Я, тогда не обстрелянный новичок в этом зале, затаив дыхание слушал Сталина. А ощущение было такое, будто на сердце мне положили кусок льда. Я переводил глаза со Сталина на Молотова, Микояна и опять на Сталина. Молотов сидел неподвижно за столом президиума. Он молчал, и ни один мускул не дрогнул на его лице. Через стекла пенсне он смотрел прямо в зал и лишь изредка делал тремя пальцами правой руки такие движения по сукну стола, словно мял мякиш хлеба. Очень нервничал А. Микоян. Речь он произнес очень мелкую и недобропорядочную. Он тоже, обороняясь от фантастических обвинений, не преминул брыкнуть Молотова, который-де постоянно общался с Вознесенским, это уже был сам по себе страшный криминал.

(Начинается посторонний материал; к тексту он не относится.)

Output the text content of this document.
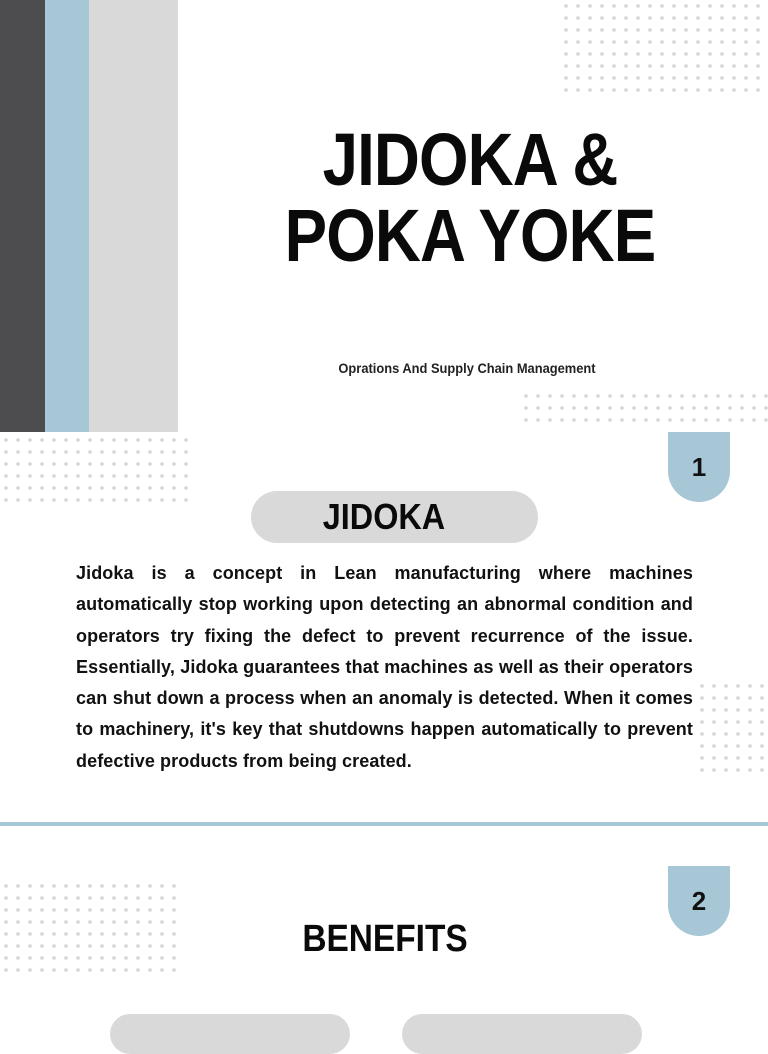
JIDOKA &
POKA YOKE
Oprations And Supply Chain Management
1
JIDOKA
Jidoka is a concept in Lean manufacturing where machines automatically stop working upon detecting an abnormal condition and operators try fixing the defect to prevent recurrence of the issue. Essentially, Jidoka guarantees that machines as well as their operators can shut down a process when an anomaly is detected. When it comes to machinery, it's key that shutdowns happen automatically to prevent defective products from being created.
2
BENEFITS
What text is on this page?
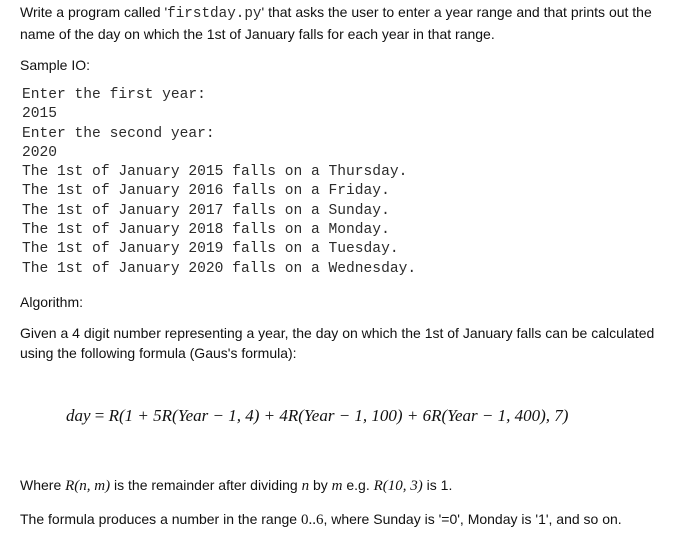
Write a program called 'firstday.py' that asks the user to enter a year range and that prints out the name of the day on which the 1st of January falls for each year in that range.

Sample IO:

Enter the first year:
2015
Enter the second year:
2020
The 1st of January 2015 falls on a Thursday.
The 1st of January 2016 falls on a Friday.
The 1st of January 2017 falls on a Sunday.
The 1st of January 2018 falls on a Monday.
The 1st of January 2019 falls on a Tuesday.
The 1st of January 2020 falls on a Wednesday.

Algorithm:

Given a 4 digit number representing a year, the day on which the 1st of January falls can be calculated using the following formula (Gaus's formula):

day = R(1 + 5R(Year − 1, 4) + 4R(Year − 1, 100) + 6R(Year − 1, 400), 7)

Where R(n, m) is the remainder after dividing n by m e.g. R(10, 3) is 1.

The formula produces a number in the range 0..6, where Sunday is '=0', Monday is '1', and so on.
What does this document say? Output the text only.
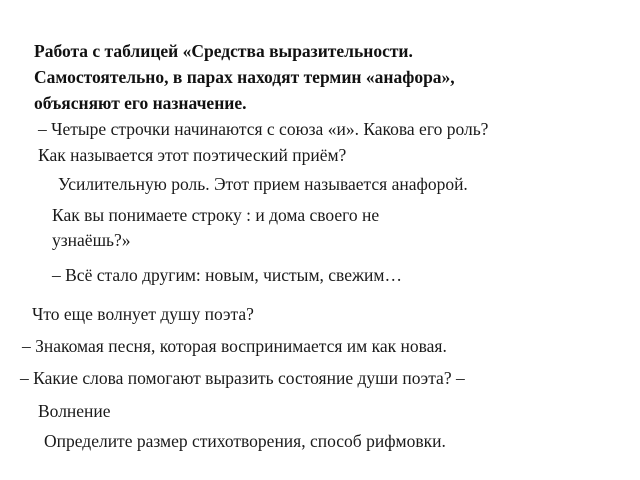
Работа с таблицей «Средства выразительности.
Самостоятельно, в парах находят термин «анафора»,
объясняют его назначение.
– Четыре строчки начинаются с союза «и». Какова его роль?
Как называется этот поэтический приём?
Усилительную роль. Этот прием называется анафорой.
Как вы понимаете строку : и дома своего не
узнаёшь?»
– Всё стало другим: новым, чистым, свежим…
Что еще волнует душу поэта?
– Знакомая песня, которая воспринимается им как новая.
– Какие слова помогают выразить состояние души поэта? –
Волнение
Определите размер стихотворения, способ рифмовки.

В конце своего выступления Сталин сделал такие выводы:

Надо образовать Президиум ЦК. Состав членов Президиума предложен был небывало широкий — 25 человек. Да 11 человек было предложено в качестве кандидатов в члены Президиума. В состав его вошли некоторые случайные, малокультурные или ничем не примечательные люди типа Л.Г. Мельникова, В.М. Андрианова, А.Б. Аристова, Н.А. Михайлова, Н.Г. Игнатова, И.Г. Кабанова, А.М. Пузанова и некоторых других. Таким образом, в отступление от традиций десятилетий состав Президиума (Политбюро) был разбавлен людьми бесталанными и неизвестными партии и народу.

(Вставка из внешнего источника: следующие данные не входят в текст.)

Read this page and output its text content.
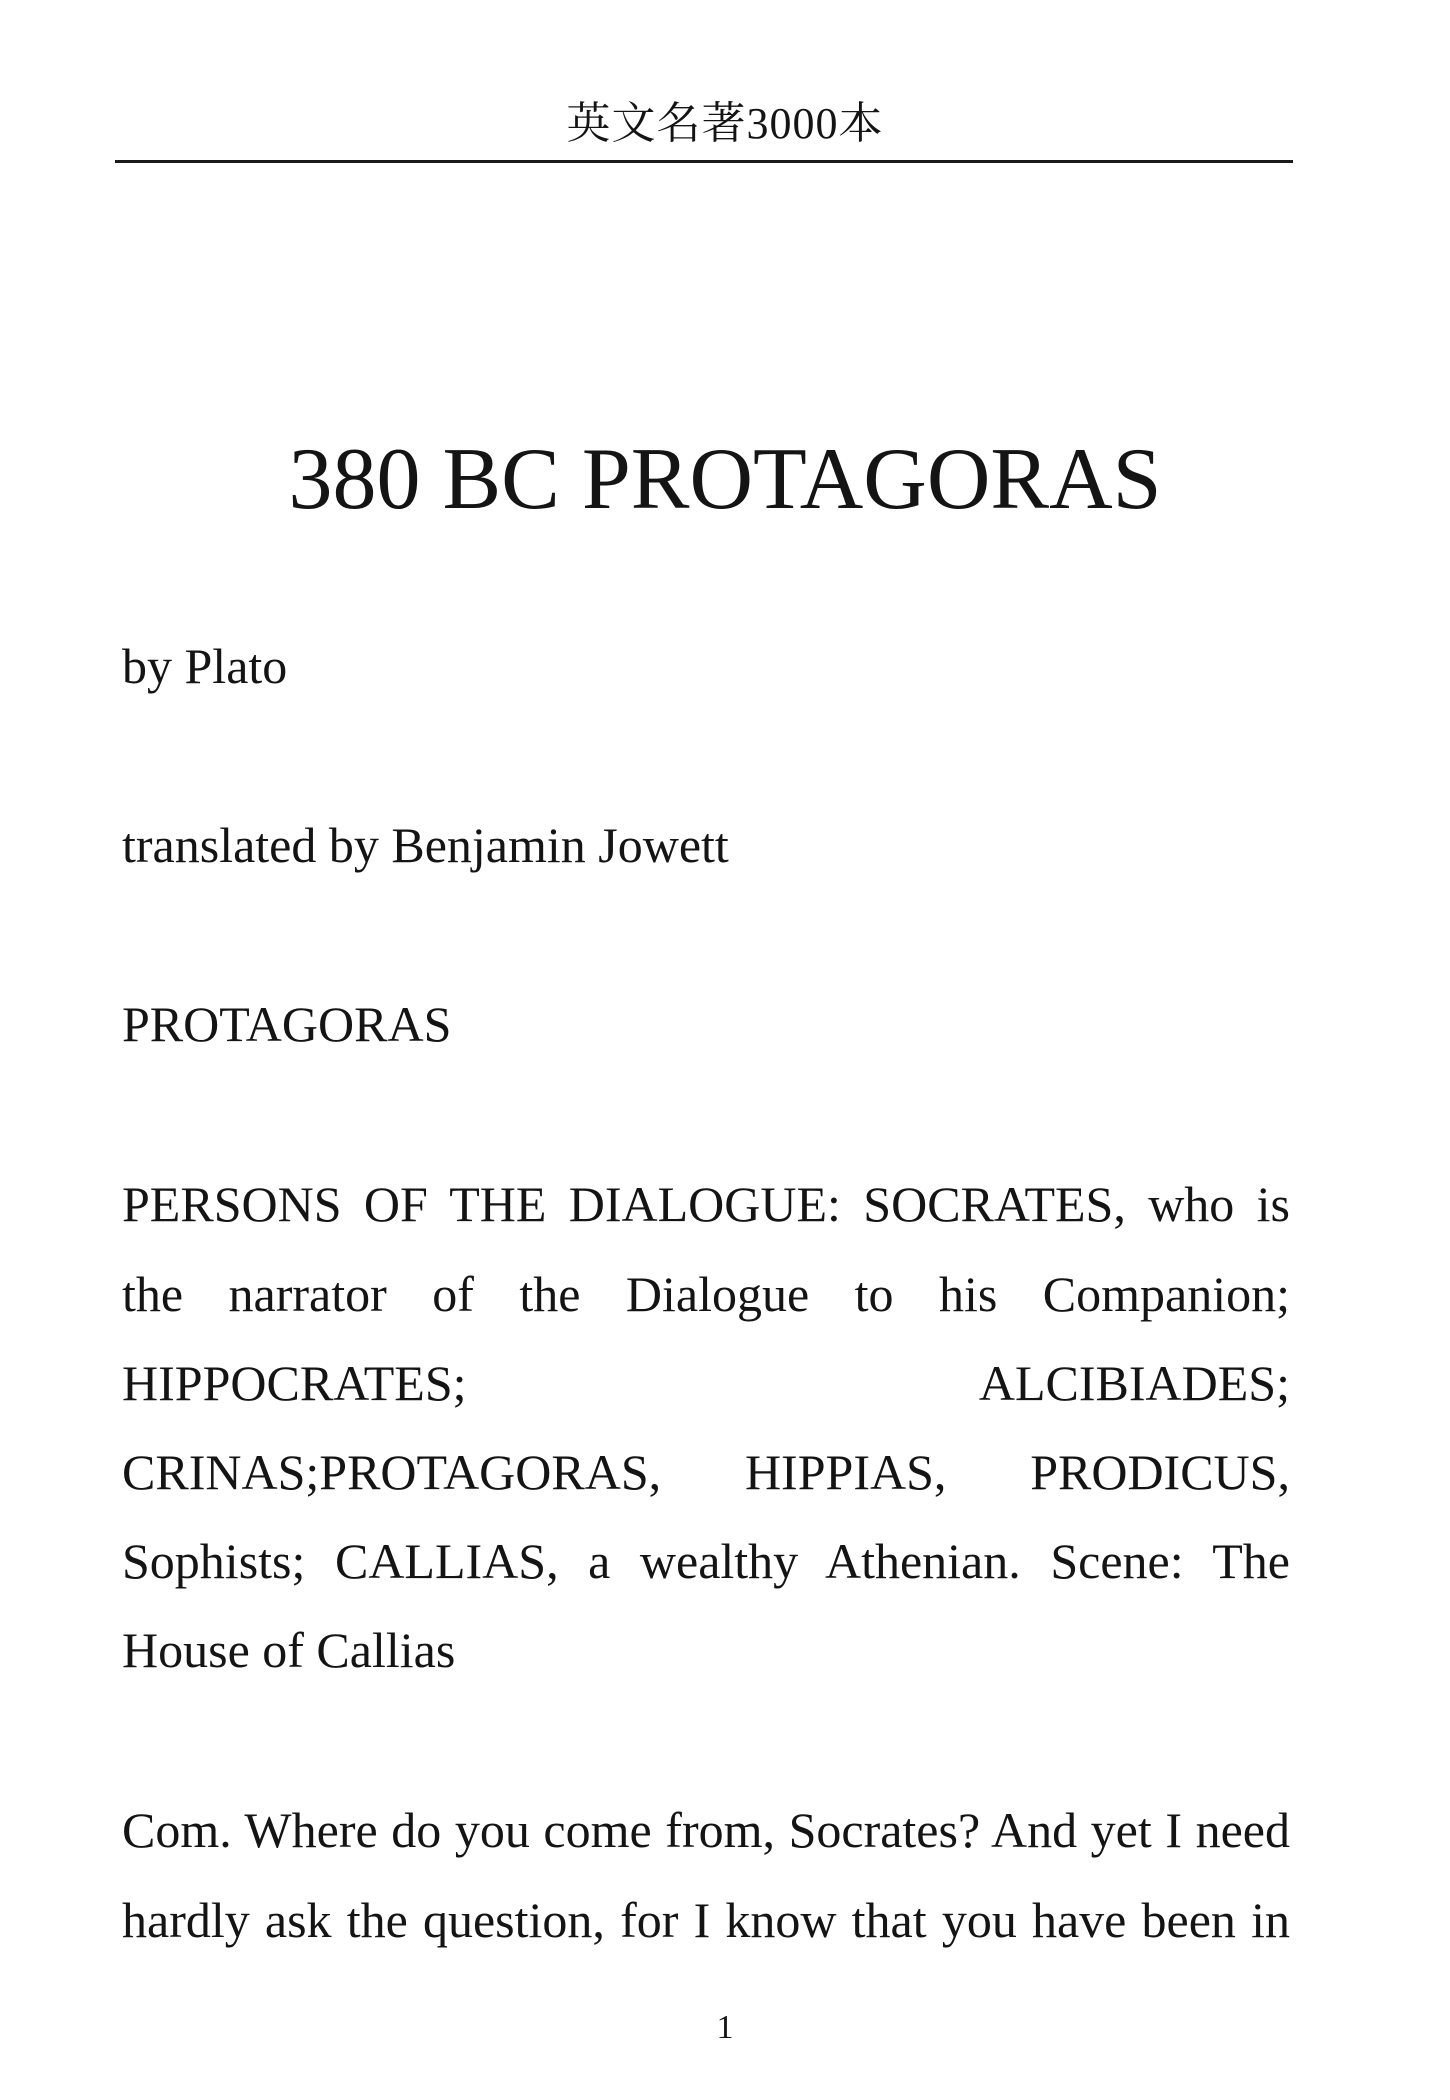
英文名著3000本
380 BC PROTAGORAS
by Plato
translated by Benjamin Jowett
PROTAGORAS
PERSONS OF THE DIALOGUE: SOCRATES, who is
the narrator of the Dialogue to his Companion;
HIPPOCRATES;	ALCIBIADES;
CRINAS;PROTAGORAS, HIPPIAS, PRODICUS,
Sophists; CALLIAS, a wealthy Athenian. Scene: The
House of Callias
Com. Where do you come from, Socrates? And yet I need
hardly ask the question, for I know that you have been in
1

Возможно, что Сталин сделал это потому, он хотел избавиться от всяких контактов с людьми, которых он в своей нарастающей мании преследования начал считать либо прямыми шпионами (К. Ворошилов), либо капитулянтами перед американским империализмом (В. Молотов и А. Микоян). А возможно, он кроме того намеревался избавиться от последних представителей старой гвардии в Политбюро, которые пользовались признанием в партии и в народе.

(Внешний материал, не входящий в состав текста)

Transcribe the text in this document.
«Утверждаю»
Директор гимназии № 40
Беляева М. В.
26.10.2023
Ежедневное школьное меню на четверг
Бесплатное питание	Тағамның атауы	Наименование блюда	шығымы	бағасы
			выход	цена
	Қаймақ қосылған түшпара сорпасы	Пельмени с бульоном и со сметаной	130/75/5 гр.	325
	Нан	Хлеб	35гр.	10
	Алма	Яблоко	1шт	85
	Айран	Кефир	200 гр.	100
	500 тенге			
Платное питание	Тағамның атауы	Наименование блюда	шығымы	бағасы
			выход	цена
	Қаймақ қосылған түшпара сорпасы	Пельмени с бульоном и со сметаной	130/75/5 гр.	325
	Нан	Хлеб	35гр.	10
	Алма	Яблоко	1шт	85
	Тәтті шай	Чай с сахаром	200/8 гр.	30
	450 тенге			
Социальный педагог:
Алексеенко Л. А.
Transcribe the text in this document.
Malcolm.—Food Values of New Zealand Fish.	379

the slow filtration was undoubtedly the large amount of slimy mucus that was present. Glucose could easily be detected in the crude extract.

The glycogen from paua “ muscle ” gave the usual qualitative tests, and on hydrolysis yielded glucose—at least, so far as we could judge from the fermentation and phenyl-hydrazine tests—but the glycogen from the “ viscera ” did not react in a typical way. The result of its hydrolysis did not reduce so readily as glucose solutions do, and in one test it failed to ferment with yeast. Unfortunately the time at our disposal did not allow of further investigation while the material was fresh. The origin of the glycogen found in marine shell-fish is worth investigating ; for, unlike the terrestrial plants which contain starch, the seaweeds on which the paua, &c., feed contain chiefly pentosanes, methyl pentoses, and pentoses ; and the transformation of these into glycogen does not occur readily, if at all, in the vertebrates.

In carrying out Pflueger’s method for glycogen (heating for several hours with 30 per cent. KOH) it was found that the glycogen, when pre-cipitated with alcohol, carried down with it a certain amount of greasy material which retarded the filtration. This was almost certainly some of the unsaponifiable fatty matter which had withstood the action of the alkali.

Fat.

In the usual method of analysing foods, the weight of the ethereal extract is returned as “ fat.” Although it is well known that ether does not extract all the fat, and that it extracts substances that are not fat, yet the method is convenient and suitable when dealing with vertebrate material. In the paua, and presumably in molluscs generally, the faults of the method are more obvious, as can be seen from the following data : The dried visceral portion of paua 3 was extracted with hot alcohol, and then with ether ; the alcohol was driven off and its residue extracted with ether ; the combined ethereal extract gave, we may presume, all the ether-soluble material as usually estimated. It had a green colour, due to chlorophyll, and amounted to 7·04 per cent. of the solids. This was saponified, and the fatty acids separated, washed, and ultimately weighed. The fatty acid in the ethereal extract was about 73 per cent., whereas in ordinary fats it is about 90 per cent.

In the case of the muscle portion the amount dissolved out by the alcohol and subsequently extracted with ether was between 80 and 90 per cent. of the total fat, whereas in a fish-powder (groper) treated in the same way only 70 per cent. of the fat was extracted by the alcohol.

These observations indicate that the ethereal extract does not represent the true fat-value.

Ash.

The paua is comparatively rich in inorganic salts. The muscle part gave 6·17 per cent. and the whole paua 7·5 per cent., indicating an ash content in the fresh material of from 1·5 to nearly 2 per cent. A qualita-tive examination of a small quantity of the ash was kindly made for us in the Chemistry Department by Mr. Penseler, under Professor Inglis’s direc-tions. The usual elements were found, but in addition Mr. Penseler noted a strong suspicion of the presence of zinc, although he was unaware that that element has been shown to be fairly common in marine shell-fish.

Так или иначе, но неожиданно для всех Сталин предложил создать новый, неуставный орган — бюро Президиума ЦК. Оно и должно было выполнять функции прежнего всемогущего Политбюро. В этот верховный партийный центр Сталин предложил не включать В. Молотова, К. Ворошилова, А. Микояна. Это и было принято Пленумом, как всегда, единогласно.

Однако даже при своей мании величия Сталин понимал, что нельзя так просто разделаться с этими видными деятелями партии, соратниками Ленина. Поэтому соблюден был необходимый декорум: Молотов, Ворошилов и Микоян формально сохранены были в верховном исполнительном органе партии, но фактически отстранены от руководства, а образование бюро Президиума ЦК и не введение в него трех старейших деятелей партии сохранено было в тайне — не обнародовано в печати.

Слушая на пленуме «аргументы» Сталина о «шпионстве» Ворошилова и «капитуляции перед американским империализмом» Молотова и Микояна, я, должно быть, впервые подумал: а не является ли всё это результатом шизофренической мнительности Сталина?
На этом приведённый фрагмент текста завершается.